Rental Family stars Brendan Fraser as an out-of-work American actor living in Tokyo. He accepts employment with an agency that gets performers to play roles in real people’s lives. You may need a friend, for example, or a mourner should you fear your funeral will be sparse. (Tell me about it.) Fraser won an Oscar for a dark performance in The Whale but in this he’s back as a lovable, good-hearted everyman. (Is there anyone who does that better, aside from Tom Hanks?)
Fraser plays Phillip, who arrived in Tokyo seven years before to star in a toothpaste commercial and has never left. Presumably, there is nothing, and no one, calling him home. He lives alone in a tiny, dimly lit apartment. His displacement and isolation are firmly established visually. He is a big fella – too big for his apartment, too big for everything in Japan. He stands out in every group shot. He longs to belong and spends his evenings gazing enviously at the happy families in the building opposite who don’t seem to have heard of curtains. Or blinds. (And we think that the Japanese are way ahead of us in everything.)
He’s out of options when he accepts the job with the agency and is first deployed to play the ‘sad American’ at a fake funeral so the client can ascertain how he will be mourned. (Such a good idea.) He doesn’t know the funeral is fake initially, and neither do we, so when the ‘corpse’ suddenly sits up it is brilliantly funny. Minor assignments lead to two major ones. In one scenario Phillip pretends to be a journalist keen to interview a once-famous actor who fears irrelevance and is losing his memory. In another a mother asks him to play her little girl’s long absent father. This is so she might get her daughter (Shannon Mahina Gorman, cute as a button) into a top school that discriminates against single parents. She wants her daughter to believe that Phillip is her real father, too, which is heinous. We know it. He knows it. But his boss is convincing. We’re helping, not hurting, he keeps saying. These are the most meaningful parts that you will ever play, he says. Of course, Phillip ends up not being able to stop himself from becoming emotionally attached.
The film wants to hug you, rather than unsettle
This is rich terrain psychologically, yet there are questions the film is unwilling to go near. Where is that absent father? Why is the mother OK with deceiving her daughter? How are schools allowed to discriminate in such a way? It is rich terrain morally, too. Is living a lie better than the alternative? But it doesn’t go much near that either. Just when you think it’s about to, everything dissolves into sentimentality.
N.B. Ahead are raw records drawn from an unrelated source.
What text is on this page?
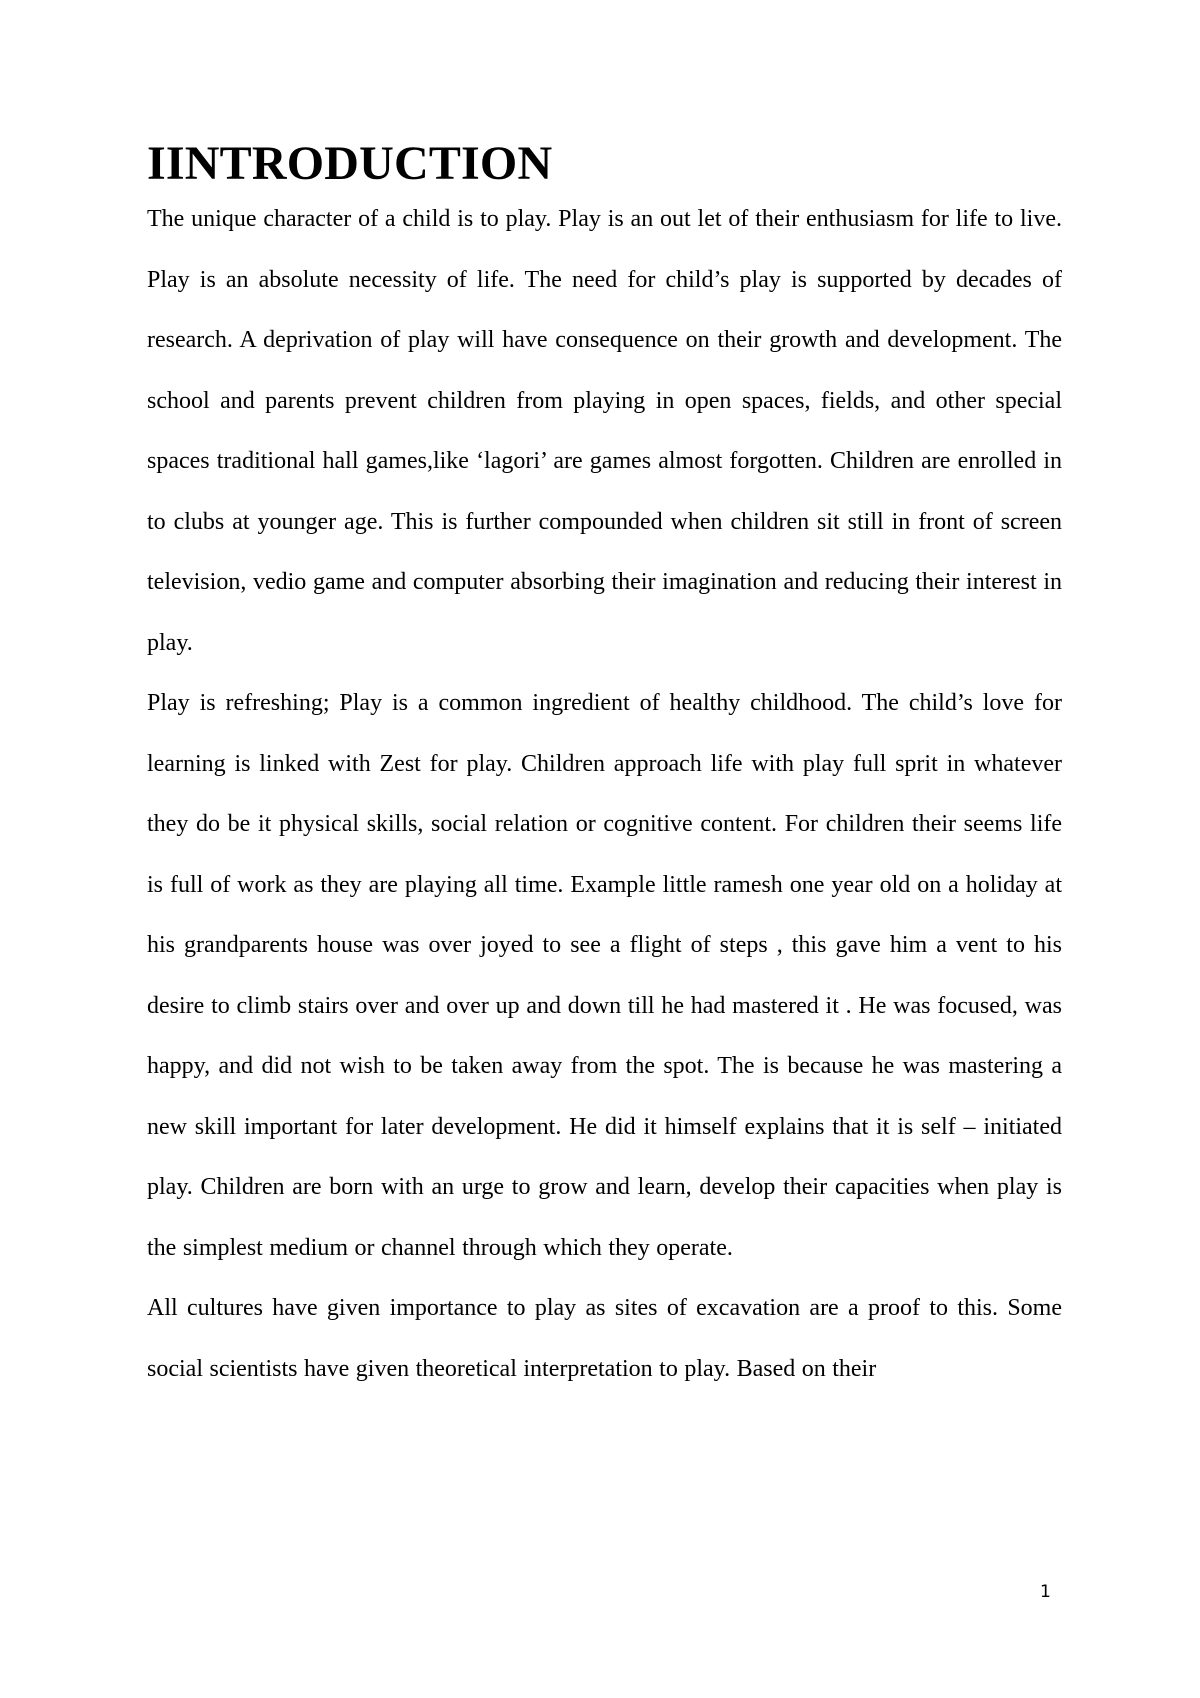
IINTRODUCTION

The unique character of a child is to play. Play is an out let of their enthusiasm for life to live. Play is an absolute necessity of life. The need for child’s play is supported by decades of research. A deprivation of play will have consequence on their growth and development. The school and parents prevent children from playing in open spaces, fields, and other special spaces traditional hall games,like ‘lagori’ are games almost forgotten. Children are enrolled in to clubs at younger age. This is further compounded when children sit still in front of screen television, vedio game and computer absorbing their imagination and reducing their interest in play.

Play is refreshing; Play is a common ingredient of healthy childhood. The child’s love for learning is linked with Zest for play. Children approach life with play full sprit in whatever they do be it physical skills, social relation or cognitive content. For children their seems life is full of work as they are playing all time. Example little ramesh one year old on a holiday at his grandparents house was over joyed to see a flight of steps , this gave him a vent to his desire to climb stairs over and over up and down till he had mastered it . He was focused, was happy, and did not wish to be taken away from the spot. The is because he was mastering a new skill important for later development. He did it himself explains that it is self – initiated play. Children are born with an urge to grow and learn, develop their capacities when play is the simplest medium or channel through which they operate.

All cultures have given importance to play as sites of excavation are a proof to this. Some social scientists have given theoretical interpretation to play. Based on their

1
The film wants to hug you, rather than unsettle.
But there are pluses. It is wonderfully filmed by director Hikari, infusing Tokyo with the most astonishing beauty, and there is a clever twist towards the end involving the boss that I absolutely didn’t see coming. As for Fraser’s performance, it is immensely touching. He seems to have learned some Japanese for the role, God bless him, and his sad, puppy-dog eyes establish his lonely, vulnerable character right from the off.
That said, can we now please draw a line under all these films with a ‘human connection is everything’ message? Might we not hear it for the nodding acquaintance one day? I love a nodding acquaintance who asks for nothing. This, I now realise, is why my funeral might be sparse.